3) My nan is a very generous woman, and as the car was being loaded up, she was in the gift shop trying to find a pressie for my little cousin Daisy. I went to fetch her and she said 'Oh, good, I was just trying to find you a little bracelet as a present'. Knowing that she's actually on rather a tight income, and noticing that the gift shop was VASTLY over priced, I wouldn't let her get me one, but she was so determined that she started pointing out everything in the shop, going 'Do you want that?'. Including a dummy set (she thought it was a key ring), a pair of men's slippers and at one point, an ornamental statue that wasn't for sale. Bless her.

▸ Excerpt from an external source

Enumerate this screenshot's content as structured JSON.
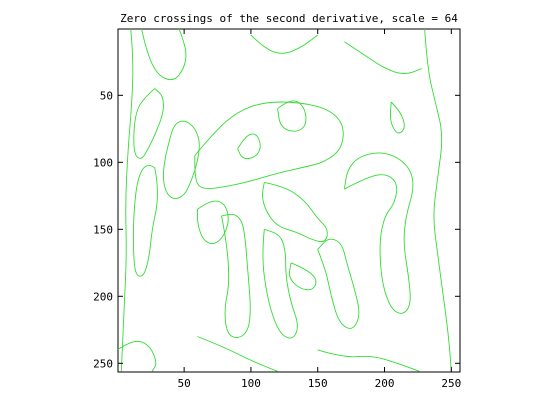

4) She's also a woman who knows the brilliance of good luggage. When she opened up her (three!) bags, she showed us the many other bags inside them she'd decanted all of her things into as a form of organisation. My nan loves a good bag. This resulted in much hilarity. On the first day, she lost a bag in between all the other bags. On the next, she got worried that the cleaning lady would sit on her bags, or move them, so she made a sort of bag mountain behind the table. On the last day, she realised that she somehow had one extra plastic bag, so she spent ages deliberating on how to put it to best use, before placing a single water bottle in it and looking immensely pleased with herself. She then proudly put the little plastic bag next to all the luggage for the bellboy to take down, before we told her that it would probably make his life a bit difficult and she grudgingly put it inside one of the main bags.

It was, all in all, a brilliant few days. Which made it especially hard to come back home, especially since the day after the day after we got back, I came down with the most dreadful flu, that had me stuck in bed all day, surrounded by kleenex and day nurse. Luckily, it was only a 24 hour thing and now I only have a bad case of the sniffles. Helped along by a lot of banana loaf and a day of board games with The Lad and two of our wonderful friends from university.

Ok Chaps, that's all for now!
Hope you're enjoying this mad October sun we're having!